Le jeune et naïf Claude Bukowski quitte sa campagne et sa famille pour partir à la guerre du Vietnam. Sauf que tout ne va pas se passer exactement comme prévu. en cours de route, alors qu'il souhaite visiter New-York, il rencontre une bande sympathique de jeunes hippies qui vont l'initier à leur monde, entre consommation de drogues, amour libre, rejet des conventions sociales et révolte contre l'autorité: Un univers apparemment radicalement opposé à l'armée. Il tombe amoureux d'une jeune fille, le groupe passe de très bons moments, mais Claude doit partir s'engager. Or Burger, son nouvel ami déterminé n'en a pas vraiment envie... On n'a jamais vraiment souligné à quel point cette histoire d'amitié intense, belle et tragique, atteignait des sommets, jusqu'à un final renversant, dans la lignée de l'histoire des deux héros des EVADES de Franck Darabont, d'après Stephen King, qui sortira quinze ans plus tard. C'est comme si une partie des critiques ou du public ne s'en était pas vraiment rendu compte.

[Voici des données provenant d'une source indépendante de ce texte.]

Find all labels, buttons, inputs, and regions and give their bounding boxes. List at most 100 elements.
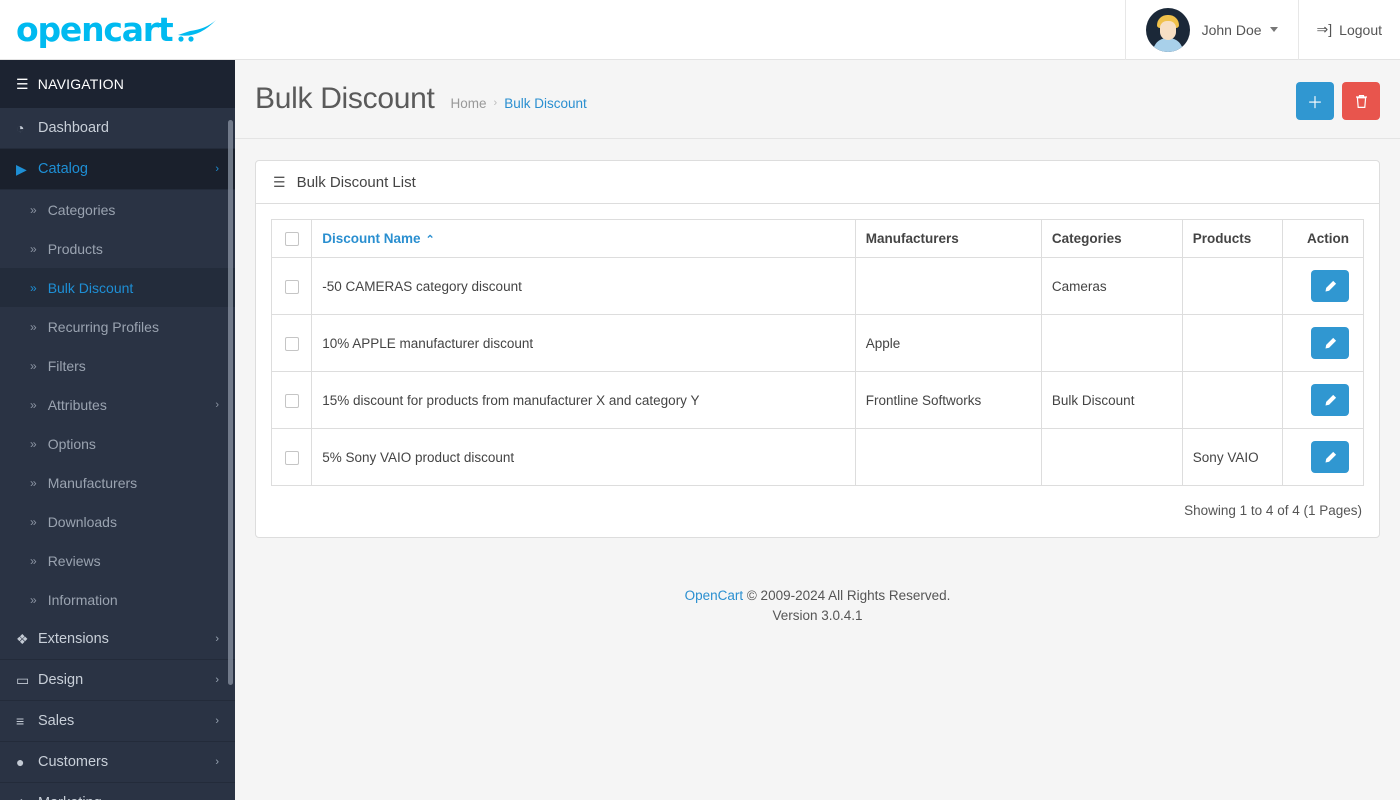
sidebar-subitem-options[interactable]: »Options [0, 424, 235, 463]
sidebar-item-label: Sales [38, 713, 215, 729]
user-icon: ● [16, 754, 38, 770]
sidebar-subitem-attributes[interactable]: » Attributes› [0, 385, 235, 424]
sidebar-item-customers[interactable]: ●Customers› [0, 742, 235, 783]
table-row: -50 CAMERAS category discountCameras [272, 258, 1364, 315]
sidebar-item-sales[interactable]: ≡Sales› [0, 701, 235, 742]
cell-discount-name: -50 CAMERAS category discount [312, 258, 855, 315]
sidebar-subitem-categories[interactable]: » Categories [0, 190, 235, 229]
edit-button[interactable] [1311, 441, 1349, 473]
sidebar-subitem-information[interactable]: »Information [0, 580, 235, 619]
cell-categories [1041, 315, 1182, 372]
sidebar-subitem-recurring-profiles[interactable]: » Recurring Profiles [0, 307, 235, 346]
chevron-right-icon: › [215, 633, 219, 645]
sidebar-subitem-label: Filters [48, 358, 219, 374]
footer-version: Version 3.0.4.1 [235, 606, 1400, 626]
row-checkbox[interactable] [285, 451, 299, 465]
sidebar-subitem-label: Information [48, 592, 219, 608]
sidebar-subitem-manufacturers[interactable]: »Manufacturers [0, 463, 235, 502]
select-all-checkbox[interactable] [285, 232, 299, 246]
sidebar-subitem-reviews[interactable]: »Reviews [0, 541, 235, 580]
opencart-link[interactable]: OpenCart [685, 588, 744, 603]
cell-products: Sony VAIO [1182, 429, 1283, 486]
add-new-button[interactable]: ＋ [1296, 82, 1334, 120]
breadcrumb-item[interactable]: Bulk Discount [504, 96, 587, 111]
page-actions: ＋ [1296, 78, 1380, 120]
chevron-double-right-icon: » [30, 320, 37, 334]
pencil-icon [1324, 337, 1337, 350]
row-checkbox[interactable] [285, 337, 299, 351]
table-body: -50 CAMERAS category discountCameras10% … [272, 258, 1364, 486]
breadcrumb-separator: › [494, 97, 498, 109]
navigation-header-label: NAVIGATION [38, 76, 124, 92]
hamburger-icon: ☰ [16, 76, 29, 93]
sidebar-subitem-label: Downloads [48, 514, 219, 530]
cell-products [1182, 258, 1283, 315]
sidebar-subitem-filters[interactable]: » Filters [0, 346, 235, 385]
logout-label: Logout [1339, 22, 1382, 38]
sidebar-subitem-label: Bulk Discount [48, 280, 219, 296]
cell-manufacturers [855, 429, 1041, 486]
panel-title: Bulk Discount List [297, 174, 416, 191]
top-header: opencart John Doe ⇒] Logout [0, 0, 1400, 60]
sidebar-subitem-label: Attributes [48, 397, 216, 413]
page-header: Bulk Discount Home › Bulk Discount ＋ [235, 60, 1400, 139]
pencil-icon [1324, 280, 1337, 293]
chevron-right-icon: › [215, 399, 219, 411]
sidebar-item-design[interactable]: ▭Design› [0, 660, 235, 701]
sidebar-subitem-bulk-discount[interactable]: » Bulk Discount [0, 268, 235, 307]
footer-copyright: OpenCart © 2009-2024 All Rights Reserved… [235, 586, 1400, 606]
sidebar-item-label: Customers [38, 754, 215, 770]
row-select-cell [272, 372, 312, 429]
sidebar-scrollbar[interactable] [228, 120, 233, 685]
table-header: Discount Name⌃ Manufacturers Categories … [272, 220, 1364, 258]
sidebar-subitem-products[interactable]: »Products [0, 229, 235, 268]
user-menu[interactable]: John Doe [1125, 0, 1299, 60]
table-header-row: Discount Name⌃ Manufacturers Categories … [272, 220, 1364, 258]
edit-button[interactable] [1311, 270, 1349, 302]
sidebar-item-label: Design [38, 672, 215, 688]
edit-button[interactable] [1311, 384, 1349, 416]
cell-action [1283, 372, 1364, 429]
navigation-header[interactable]: ☰ NAVIGATION [0, 60, 235, 108]
row-checkbox[interactable] [285, 280, 299, 294]
cell-manufacturers: Apple [855, 315, 1041, 372]
chevron-double-right-icon: » [30, 437, 37, 451]
breadcrumb: Home › Bulk Discount [451, 88, 587, 111]
chevron-double-right-icon: » [30, 398, 37, 412]
chevron-double-right-icon: » [30, 281, 37, 295]
page-title: Bulk Discount [255, 82, 435, 116]
dashboard-icon: ◔ [16, 120, 38, 136]
delete-button[interactable] [1342, 82, 1380, 120]
sidebar-subitem-label: Recurring Profiles [48, 319, 219, 335]
sidebar-item-dashboard[interactable]: ◔Dashboard [0, 108, 235, 149]
chevron-right-icon: › [215, 715, 219, 727]
sidebar-subitem-label: Categories [48, 202, 219, 218]
column-select-all [272, 220, 312, 258]
sidebar-subitem-downloads[interactable]: »Downloads [0, 502, 235, 541]
column-products: Products [1182, 220, 1283, 258]
column-categories: Categories [1041, 220, 1182, 258]
breadcrumb-item[interactable]: Home [451, 96, 487, 111]
chevron-double-right-icon: » [30, 359, 37, 373]
pagination-info: Showing 1 to 4 of 4 (1 Pages) [271, 486, 1364, 522]
chevron-double-right-icon: » [30, 242, 37, 256]
footer: OpenCart © 2009-2024 All Rights Reserved… [235, 538, 1400, 625]
sidebar-item-catalog[interactable]: ▶Catalog› [0, 149, 235, 190]
logout-icon: ⇒] [1317, 21, 1333, 38]
sort-asc-icon: ⌃ [426, 234, 435, 246]
chevron-right-icon: › [215, 756, 219, 768]
logo[interactable]: opencart [0, 0, 235, 60]
chevron-double-right-icon: » [30, 476, 37, 490]
pencil-icon [1324, 451, 1337, 464]
chevron-double-right-icon: » [30, 203, 37, 217]
sort-discount-name-link[interactable]: Discount Name [322, 231, 420, 246]
sidebar-item-marketing[interactable]: ◆Marketing› [0, 783, 235, 800]
main-content: Bulk Discount Home›Bulk Discount ＋ ☰ Bul… [235, 60, 1400, 800]
sidebar-item-extensions[interactable]: ❖Extensions› [0, 619, 235, 660]
logout-button[interactable]: ⇒] Logout [1299, 0, 1400, 60]
header-right: John Doe ⇒] Logout [1125, 0, 1400, 60]
row-checkbox[interactable] [285, 394, 299, 408]
cell-action [1283, 315, 1364, 372]
panel-body: Discount Name⌃ Manufacturers Categories … [256, 204, 1379, 537]
edit-button[interactable] [1311, 327, 1349, 359]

Une histoire d'amitié sublimée, transcendée par delà la vie et la mort, par le sacrifice, au nom d'un idéal de liberté et d'amour.
L'esprit provocateur dans la tonalité, la volonté de ces jeunes se libérer d'une société conservatrice, bourgeoise et répressive, la quête identitaire et le désir d'émancipation sexuelle sont restitués avec justesse, dans un film à la fois drôle, délirant, nostalgique, et émouvant. Les structures et les schémas sociétaux classiques tels que la famille, la transmission parentale, et le couple sont remis en cause, non sans ironie. Pour devenir soi-même et non ce que les parents et les autres veulent faire de nous, pour s'aimer et pouvoir aimer l'autre, il est parfois nécessaire de se révolter et de transgresser des règles, pour défendre des valeurs, amener des prises de conscience et des remises en question afin de faire évoluer les moeurs et progresser la société. Le cinéaste parle du conflit de l'individu face à une société qui ne lui convient pas telle qu'elle est, parce que celle-ci ne l'accepte pas telle qu'il est, et partagé entre le principe de raison et le principe de plaisir, il doit trouver un équlibre. L'examen sociologique de la profonde mutation sociale qui secoue le monde à cette époque, à travers le parcours d'apprentissage initiatique de ces jeunes est subtil, associant un humour jouissif ou tendre à la passion et au sentiment de révolte.
Le réalisateur réussit à nous transporter dans un trip qui est tantôt euphorique, tantôt un élargissement de la conscience, sans avoir eu besoin de prendre de LSD. 40 ans après mai 68, l'esprit hippie n'est pas mort, il a continué d'évoluer dans la société sous une autre forme, à travers le new-age et internet notamment.